A Nevada Senate panel voted Thursday to shelve a bill that would have given adoptees more access to records about their birth and adoption once they turned 18.
The Judiciary Committee decided instead to send a letter to an interim panel dealing with children and families requesting a new proposal for the 2005 session.
Judiciary Chairman Mark Amodei, R-Carson City, said a change in Nevada law is needed to help adoptees get such records, but there's not enough time left this session to come up with a good solution.
While there's about 7Y weeks left in the current session, Friday is the final day for bills to move out of committees in the house where they originated.
During earlier testimony on SB267, critics said it should be scrapped -- or at least amended -- because of its open-access provision and its elimination of a state register for adoptions.

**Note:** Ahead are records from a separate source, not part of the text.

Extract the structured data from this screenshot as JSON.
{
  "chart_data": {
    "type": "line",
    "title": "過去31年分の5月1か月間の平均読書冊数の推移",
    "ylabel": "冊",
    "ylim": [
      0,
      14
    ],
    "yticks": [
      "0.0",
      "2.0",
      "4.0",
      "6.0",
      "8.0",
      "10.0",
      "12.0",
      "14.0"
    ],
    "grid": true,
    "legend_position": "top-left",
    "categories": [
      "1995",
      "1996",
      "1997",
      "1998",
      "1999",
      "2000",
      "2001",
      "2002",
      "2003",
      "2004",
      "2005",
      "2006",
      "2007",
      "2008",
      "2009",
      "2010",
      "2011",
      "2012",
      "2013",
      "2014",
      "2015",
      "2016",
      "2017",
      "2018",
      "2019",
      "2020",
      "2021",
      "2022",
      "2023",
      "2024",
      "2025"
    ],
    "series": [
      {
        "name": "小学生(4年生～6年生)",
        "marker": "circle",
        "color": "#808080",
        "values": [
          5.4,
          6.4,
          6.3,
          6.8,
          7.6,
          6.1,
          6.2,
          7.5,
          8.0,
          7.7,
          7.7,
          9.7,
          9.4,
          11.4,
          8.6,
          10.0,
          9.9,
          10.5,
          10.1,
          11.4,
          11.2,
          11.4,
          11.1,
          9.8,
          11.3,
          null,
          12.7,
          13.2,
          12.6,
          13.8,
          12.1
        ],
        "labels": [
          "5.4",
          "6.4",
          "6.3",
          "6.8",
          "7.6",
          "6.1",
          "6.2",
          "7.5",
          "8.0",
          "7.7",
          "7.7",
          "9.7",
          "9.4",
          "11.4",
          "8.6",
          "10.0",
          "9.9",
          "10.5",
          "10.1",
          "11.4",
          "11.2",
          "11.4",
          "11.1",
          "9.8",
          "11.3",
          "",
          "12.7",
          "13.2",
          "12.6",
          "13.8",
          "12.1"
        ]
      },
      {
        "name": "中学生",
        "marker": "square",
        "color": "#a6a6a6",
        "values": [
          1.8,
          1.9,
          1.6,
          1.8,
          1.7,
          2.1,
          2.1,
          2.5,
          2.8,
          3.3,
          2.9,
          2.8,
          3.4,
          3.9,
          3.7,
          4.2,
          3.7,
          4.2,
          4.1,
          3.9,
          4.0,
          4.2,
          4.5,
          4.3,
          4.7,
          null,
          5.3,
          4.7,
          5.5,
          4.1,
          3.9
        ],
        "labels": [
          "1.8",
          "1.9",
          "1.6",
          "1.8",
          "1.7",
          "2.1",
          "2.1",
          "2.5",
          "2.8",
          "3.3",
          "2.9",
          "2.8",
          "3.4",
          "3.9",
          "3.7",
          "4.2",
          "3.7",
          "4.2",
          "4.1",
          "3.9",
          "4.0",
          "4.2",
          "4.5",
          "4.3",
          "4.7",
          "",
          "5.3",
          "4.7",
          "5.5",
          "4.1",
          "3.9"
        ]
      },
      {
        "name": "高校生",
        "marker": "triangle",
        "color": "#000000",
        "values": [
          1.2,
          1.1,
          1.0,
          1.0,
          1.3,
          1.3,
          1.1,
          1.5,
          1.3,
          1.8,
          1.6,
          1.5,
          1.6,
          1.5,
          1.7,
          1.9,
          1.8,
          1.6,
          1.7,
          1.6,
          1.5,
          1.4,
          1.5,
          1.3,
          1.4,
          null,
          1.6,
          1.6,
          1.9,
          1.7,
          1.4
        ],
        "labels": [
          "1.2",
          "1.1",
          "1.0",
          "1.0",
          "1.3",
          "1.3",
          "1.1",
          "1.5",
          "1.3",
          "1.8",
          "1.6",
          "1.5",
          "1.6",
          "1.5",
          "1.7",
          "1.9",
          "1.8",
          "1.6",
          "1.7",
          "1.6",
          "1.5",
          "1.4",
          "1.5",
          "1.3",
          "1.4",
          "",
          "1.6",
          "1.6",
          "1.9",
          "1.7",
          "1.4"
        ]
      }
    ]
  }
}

Helen Foley, representing Catholic Charities of Southern Nevada, said she was concerned about adoptees looking into old records that might show a mother had been a prostitute or had given up a child after being raped.
Foley added the proposal shouldn't result in people seeing "all the gory details of their lives" being divulged.
Patricia Glenn of Nevada Right-To-Life also criticized the bill, saying it would "violate a promise of confidentiality."
Glenn said that for a mother who gave up a child and wanted to forget her past "her whole life could be turned upside down" if that child was able at age 18 to get enough information to seek her out.
Glenn said the laws governing the state register could be revised so that a mother's privacy is still protected but an adopted child could get vital health information more easily.
Proponents included Jean Uhrich, representing adoptee rights organizations Bastard Nation and Nevada Open, who said it's important for adoptees to have access to state-held records of their birth.
Uhrich also said the state register for adoptions was created in 1979 but since then has only matched 176 adoptees with a natural parent. There are about 200,000 Nevada-born adoptees, she added.
Uhrich also said there are private organizations that can do the same job as the state register.